勝手に決められている。そう思ったとたん、足もとの感覚がふっと薄くなった。床が遠ざかる。身体が急に軽くなり、同時に、どこかへ引き戻される力が働く。


恒一はカウンターの端を掴もうとしたが、指先はうまく力を持たなかった。視界の輪郭がにじみ、棚も引き出しも、老人の顔も、水の底に沈むみたいに揺れはじめる。


女の声だけが、最後にはっきり聞こえた。


「次は、鐘が三つ鳴ったら入ってください」


その言葉のあと、また、あの金属音が鳴った。


一度。


視界がさらに崩れる。


二度。


石の匂いも、紙の匂いも、遠ざかる。


三度目の音が鳴る前に、恒一は目を開けた。


天井が見えた。見慣れた寝室の天井だった。まだ薄暗い。カーテンの隙間から、朝になりきらない青い光が差し込んでいる。

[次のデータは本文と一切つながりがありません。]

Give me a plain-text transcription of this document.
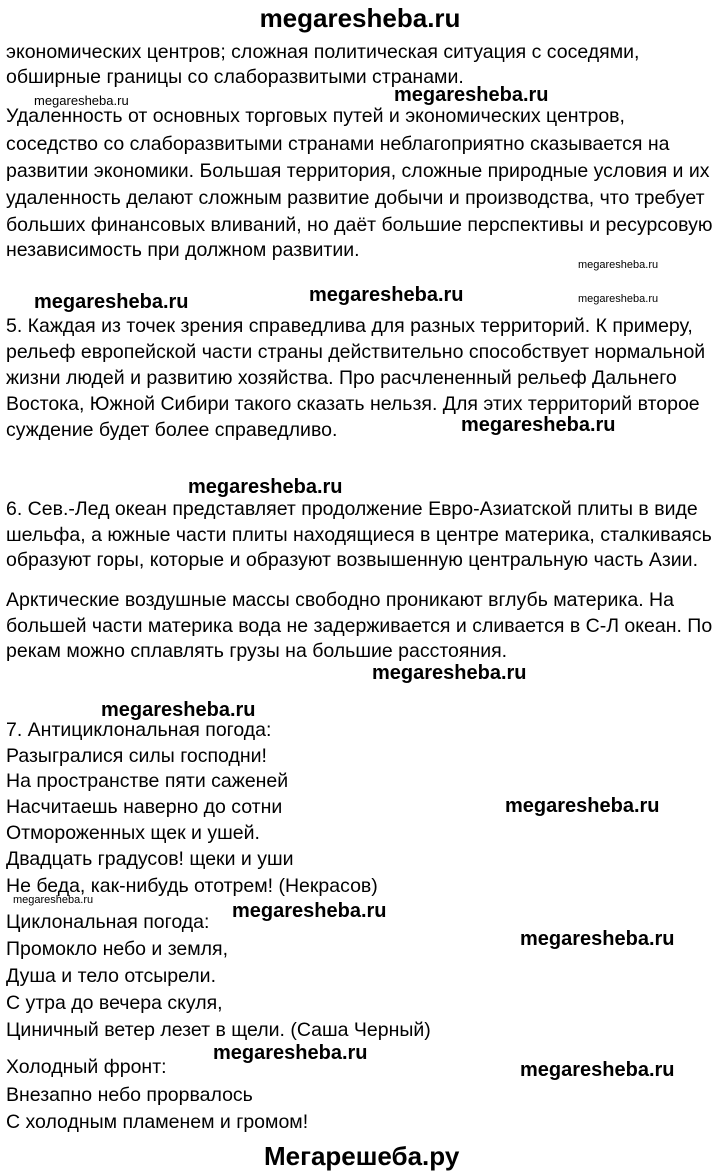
megaresheba.ru
экономических центров; сложная политическая ситуация с соседями,
обширные границы со слаборазвитыми странами.
Удаленность от основных торговых путей и экономических центров,
соседство со слаборазвитыми странами неблагоприятно сказывается на
развитии экономики. Большая территория, сложные природные условия и их
удаленность делают сложным развитие добычи и производства, что требует
больших финансовых вливаний, но даёт большие перспективы и ресурсовую
независимость при должном развитии.
5. Каждая из точек зрения справедлива для разных территорий. К примеру,
рельеф европейской части страны действительно способствует нормальной
жизни людей и развитию хозяйства. Про расчлененный рельеф Дальнего
Востока, Южной Сибири такого сказать нельзя. Для этих территорий второе
суждение будет более справедливо.
6. Сев.-Лед океан представляет продолжение Евро-Азиатской плиты в виде
шельфа, а южные части плиты находящиеся в центре материка, сталкиваясь
образуют горы, которые и образуют возвышенную центральную часть Азии.
Арктические воздушные массы свободно проникают вглубь материка. На
большей части материка вода не задерживается и сливается в С-Л океан. По
рекам можно сплавлять грузы на большие расстояния.
7. Антициклональная погода:
Разыгралися силы господни!
На пространстве пяти саженей
Насчитаешь наверно до сотни
Отмороженных щек и ушей.
Двадцать градусов! щеки и уши
Не беда, как-нибудь ототрем! (Некрасов)
Циклональная погода:
Промокло небо и земля,
Душа и тело отсырели.
С утра до вечера скуля,
Циничный ветер лезет в щели. (Саша Черный)
Холодный фронт:
Внезапно небо прорвалось
С холодным пламенем и громом!
megaresheba.ru	megaresheba.ru
megaresheba.ru
megaresheba.ru	megaresheba.ru	megaresheba.ru
megaresheba.ru
megaresheba.ru
megaresheba.ru
megaresheba.ru
megaresheba.ru
megaresheba.ru	megaresheba.ru
megaresheba.ru
megaresheba.ru
megaresheba.ru
Мегарешеба.ру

喉が渇いていた。息も荒い。ただ夢から覚めたというより、どこかから走って帰ってきたみたいな目覚めだった。


隣では、美咲がまだ眠っている。規則正しい寝息が聞こえる。その音だけが、妙に現実らしかった。


恒一はゆっくり上半身を起こした。心臓がまだ速い。石畳の硬さも、真鍮の札の冷たさも、帳面の紙の重さも、起きた瞬間に薄れていくどころか、むしろ手触りのまま残っていた。


そのとき、枕元のスマホが短く震えた。


通知とも着信とも違う、小さな作動音だった。


恒一は息を止めたまま、画面を見る。


何も起動していないはずのホーム画面の上に、見慣れない白い通知がひとつだけ表示されていた。


初回照合を記録しました


指先が、ぴくりとも動かなかった。